In practice, this enables us to e.g. access all the constrained parameter values of the HMC.samples

  • via prior_samples.constrained.array as an no_chains * no_draws x no_constrained_parameters numpy array or
  • via prior_samples.constrained.tensor as an no_chains x no_draws x no_constrained_parameters numpy array.

In addition, the same is possible for any variable defined in the parameters, transformed parameters or generated quantities block. For this model (stan/linear_ode.stan) we should be able to access e.g.

  • prior_fit.samples.k.array (no_chains * no_draws),
  • prior_fit.samples.sigma.tensor (no_chains x no_draws),
  • prior_fit.samples.y_computed.array (no_chains * no_draws x no_observations x no_dimensions),
  • prior_fit.samples.y_generated.tensor (no_chains x no_draws x no_observations x no_dimensions).
    prior_samples = prior_fit.samples
    for idx in np.random.choice(len(prior_samples.constrained.array), size=2):
        y_true = prior_samples.y_computed.array[idx]
        y_observed = prior_samples.y_generated.array[idx]
        posterior = prior.updated(dict(
            y_observed=y_observed,
            likelihood=1,
            no_steps=0
        ))
        adaptive = Adaptive(
            posterior,
            callback=lambda sequence: print(sequence[-1].posterior.integer_data),
        )

        fits = {
            'adaptive': adaptive,
        }
        for warmup_no_draws in [200]:
            key = f'{warmup_no_draws:04d}'
            fits[f'stan_{key}'] = HMC.stan_regular(
                posterior,
                warmup_no_draws=warmup_no_draws,
                sampling_no_draws=100
            )
            fits[f'psis_{key}'] = HMC.stan_regular(
                adaptive.sampling.posterior,
                warmup_no_draws=warmup_no_draws,
                sampling_no_draws=100
            )

        df = pd.DataFrame({
            name: fit.information for name, fit in fits.items()
        }).T.fillna(dict(relative_efficiency=1, pareto_shape_estimate=-np.inf))

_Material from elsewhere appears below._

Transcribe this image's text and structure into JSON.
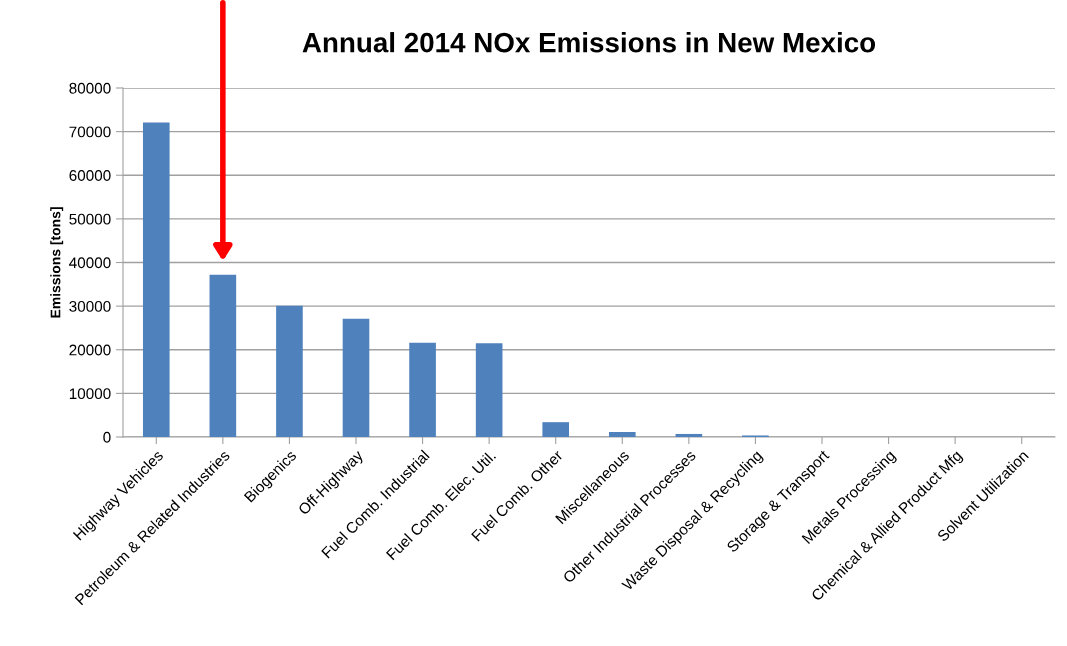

        config_df = pd.concat([config_df, pd.concat({posterior.hash: df}, names=['posterior'])])
        suptitle = df.to_string(float_format='{:.2f}'.format)
        print(suptitle)
        axes = [
            Ax([
                LinePlot(y_true[:, i], color='black', label='true values'),
                LinePlot(y_observed[:, i], marker='x', color='black', label='observations'),
            ] + [
                FillPlot(fit.samples.y_computed.array[:,:,i], alpha=.5, label=key)
                # LinePlot(np.mean(fit.samples.y_computed.array[:,:,i], axis=0), label=key)
                for key, fit in fits.items()
            ], yscale='log', show_legend=False)
            for i in range(no_dimensions)
        ]
        Figure(
            axes,
            suptitle=suptitle,
            suptitle_family='monospace',
            show_legend='row',
            legend_title='mean(y)'
        ).save(
            f'figs/{model.name}/{config.name}/{posterior.hash}.png'
        )

Sample output

large

examples/figs/linear_ode/large/e07edf42bb07a3f36d0544e4b5e79635.png

smaller

examples/figs/linear_ode/smaller/8ccaa72841abfd5ffecc952d4af30f50.png

small

examples/figs/linear_ode/small/d5d4c7a9e49385f2801fcee9fae24356.png

medium

examples/figs/linear_ode/medium/8291bc6aeb389b461a127c39b503126f.png

Footnotes

  1. Slightly more honestly, my approach performs worse than Stan's defaults for small systems, which if left to stand alone would make for a bad first impression. I think due to the low-dimensionality of the posterior, Stan's default works well and my warm-up introduces quite some overhead. The situation should be different for higher-dimensional and geometrically more challenging posteriors.